Harmony and balance come together with Aikido
Editor in Chief
Peace of mind, self-defense and philosophy are some of the basic elements taught in the Japanese martial arts known as Aikido.
Aikido is taught on LCC’s campus on Tuesdays and Thursdays in room 252 in the Gannon Building.
Rich Feight, who has been an Aikido instructor at LCC for two years, explained the strategy of Aikido.
“Aikido is a form of Budo,” Feight said. “It is a martial art that uses your opponent’s energy to follow through a pin or throw.”
Feight said the class is based on two criteria: attendance, which is 50 percent of a student’s grade; and the final exam, which accounts for the other 50 percent.
“There is no physical exam. If students want to progress in ranking then they can do that,” Feint said. “We like to see students take Aikido twice to show some sort of commitment to Aikido before they do that.”
Feight talked about some of the misconceptions that people have about Aikido.
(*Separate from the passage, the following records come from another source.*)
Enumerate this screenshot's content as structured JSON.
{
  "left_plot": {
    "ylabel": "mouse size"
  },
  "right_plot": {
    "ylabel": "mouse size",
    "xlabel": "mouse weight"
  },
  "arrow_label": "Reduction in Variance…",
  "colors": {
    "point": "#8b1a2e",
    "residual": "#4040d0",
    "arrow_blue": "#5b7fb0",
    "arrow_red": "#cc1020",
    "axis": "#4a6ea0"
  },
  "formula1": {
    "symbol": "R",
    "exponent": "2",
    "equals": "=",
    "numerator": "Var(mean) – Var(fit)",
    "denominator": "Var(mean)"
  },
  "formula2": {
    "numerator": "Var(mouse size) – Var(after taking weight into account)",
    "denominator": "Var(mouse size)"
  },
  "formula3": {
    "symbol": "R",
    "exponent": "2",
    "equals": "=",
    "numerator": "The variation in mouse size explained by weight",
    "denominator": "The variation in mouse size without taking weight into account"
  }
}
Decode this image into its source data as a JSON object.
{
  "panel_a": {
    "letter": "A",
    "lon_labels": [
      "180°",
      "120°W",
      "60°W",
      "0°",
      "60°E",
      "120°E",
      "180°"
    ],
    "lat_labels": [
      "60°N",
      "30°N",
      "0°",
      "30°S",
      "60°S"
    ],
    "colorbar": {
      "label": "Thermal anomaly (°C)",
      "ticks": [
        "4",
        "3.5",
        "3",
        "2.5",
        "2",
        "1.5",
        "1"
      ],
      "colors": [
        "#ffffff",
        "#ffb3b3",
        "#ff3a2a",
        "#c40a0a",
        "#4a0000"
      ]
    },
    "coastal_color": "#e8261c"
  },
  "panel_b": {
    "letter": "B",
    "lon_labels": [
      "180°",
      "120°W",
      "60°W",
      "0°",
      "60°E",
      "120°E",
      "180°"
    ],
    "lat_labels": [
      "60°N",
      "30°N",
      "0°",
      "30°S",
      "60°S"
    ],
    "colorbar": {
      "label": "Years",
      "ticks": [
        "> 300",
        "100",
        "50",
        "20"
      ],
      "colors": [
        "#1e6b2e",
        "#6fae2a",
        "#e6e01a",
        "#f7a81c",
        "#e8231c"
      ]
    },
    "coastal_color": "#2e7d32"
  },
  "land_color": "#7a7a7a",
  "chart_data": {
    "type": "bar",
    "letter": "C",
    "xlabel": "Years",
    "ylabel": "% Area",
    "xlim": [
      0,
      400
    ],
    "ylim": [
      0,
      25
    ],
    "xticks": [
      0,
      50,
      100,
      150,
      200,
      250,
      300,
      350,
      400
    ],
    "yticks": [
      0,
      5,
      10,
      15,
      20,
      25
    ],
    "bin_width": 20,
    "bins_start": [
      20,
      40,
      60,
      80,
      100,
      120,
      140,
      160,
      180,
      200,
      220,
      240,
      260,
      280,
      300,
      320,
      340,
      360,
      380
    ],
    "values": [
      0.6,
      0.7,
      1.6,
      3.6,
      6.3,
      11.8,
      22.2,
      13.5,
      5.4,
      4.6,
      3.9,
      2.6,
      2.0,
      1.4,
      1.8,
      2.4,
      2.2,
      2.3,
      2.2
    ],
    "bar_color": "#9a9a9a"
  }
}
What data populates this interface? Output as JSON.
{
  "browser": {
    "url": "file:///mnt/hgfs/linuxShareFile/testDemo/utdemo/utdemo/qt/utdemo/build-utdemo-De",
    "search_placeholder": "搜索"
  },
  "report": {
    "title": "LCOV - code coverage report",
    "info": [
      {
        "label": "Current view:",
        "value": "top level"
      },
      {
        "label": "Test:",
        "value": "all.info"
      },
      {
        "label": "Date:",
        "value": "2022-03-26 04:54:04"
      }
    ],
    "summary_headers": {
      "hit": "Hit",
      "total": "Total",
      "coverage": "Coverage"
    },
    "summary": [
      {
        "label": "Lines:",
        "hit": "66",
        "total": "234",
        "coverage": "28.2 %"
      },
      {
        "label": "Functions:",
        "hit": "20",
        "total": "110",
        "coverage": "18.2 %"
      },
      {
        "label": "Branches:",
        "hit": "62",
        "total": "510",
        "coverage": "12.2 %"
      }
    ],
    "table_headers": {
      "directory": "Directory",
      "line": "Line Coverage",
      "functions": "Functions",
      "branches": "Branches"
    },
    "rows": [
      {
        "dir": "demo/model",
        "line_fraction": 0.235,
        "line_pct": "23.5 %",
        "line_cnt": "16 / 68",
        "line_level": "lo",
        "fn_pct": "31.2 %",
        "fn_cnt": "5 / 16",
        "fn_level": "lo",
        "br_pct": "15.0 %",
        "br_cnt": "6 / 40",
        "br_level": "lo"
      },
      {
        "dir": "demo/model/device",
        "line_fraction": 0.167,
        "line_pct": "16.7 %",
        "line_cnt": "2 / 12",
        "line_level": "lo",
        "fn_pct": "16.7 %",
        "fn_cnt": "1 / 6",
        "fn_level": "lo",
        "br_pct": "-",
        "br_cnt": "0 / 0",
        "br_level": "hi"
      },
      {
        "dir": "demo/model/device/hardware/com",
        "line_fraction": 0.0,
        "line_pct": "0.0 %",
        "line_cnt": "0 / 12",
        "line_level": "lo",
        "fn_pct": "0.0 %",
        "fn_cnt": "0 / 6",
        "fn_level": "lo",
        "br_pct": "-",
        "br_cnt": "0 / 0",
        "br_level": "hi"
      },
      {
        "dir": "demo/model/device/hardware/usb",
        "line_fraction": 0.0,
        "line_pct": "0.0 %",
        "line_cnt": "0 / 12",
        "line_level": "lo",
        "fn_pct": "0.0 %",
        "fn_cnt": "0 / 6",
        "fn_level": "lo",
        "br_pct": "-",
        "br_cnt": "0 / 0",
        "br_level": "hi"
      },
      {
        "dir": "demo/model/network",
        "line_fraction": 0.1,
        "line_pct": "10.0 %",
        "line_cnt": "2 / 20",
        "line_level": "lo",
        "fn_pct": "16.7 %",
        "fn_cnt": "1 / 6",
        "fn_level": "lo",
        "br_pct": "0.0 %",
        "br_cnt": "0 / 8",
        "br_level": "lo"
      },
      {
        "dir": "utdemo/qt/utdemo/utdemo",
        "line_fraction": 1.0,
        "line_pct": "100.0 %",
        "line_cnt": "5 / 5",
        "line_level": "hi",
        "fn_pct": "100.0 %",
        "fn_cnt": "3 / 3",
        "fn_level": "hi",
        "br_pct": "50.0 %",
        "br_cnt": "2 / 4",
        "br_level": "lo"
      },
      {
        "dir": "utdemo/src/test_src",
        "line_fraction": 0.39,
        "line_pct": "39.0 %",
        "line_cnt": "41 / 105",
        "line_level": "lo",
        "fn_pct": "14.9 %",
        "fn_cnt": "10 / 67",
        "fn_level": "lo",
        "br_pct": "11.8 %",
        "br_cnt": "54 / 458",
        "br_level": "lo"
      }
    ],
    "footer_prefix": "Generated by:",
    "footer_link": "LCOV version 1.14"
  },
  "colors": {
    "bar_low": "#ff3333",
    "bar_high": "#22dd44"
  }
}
“One of the biggest ones probably is that you have to be strong to do it,” Feight said. “Aikido is actually the opposite. Usually people that have the lower center of gravity can do the throw.”
LCC student Daniel Terrill talked about what he enjoys about Aikido.
“It is relaxing,” Terrill said. “You know it is a good way to find inner peace for yourself.”
Feight spoke about the history and spirituality of Aikido.
“It’s a great art if you want to study something that has a bit of background in Japanese culture,” Feight said. “There is not just a physical part to it. There is a mental part to it as well.
“For example, when we start in the classroom we bow and as you step into the classroom … you are supposed to leave all of your other stuff behind and come in with a clear mind.”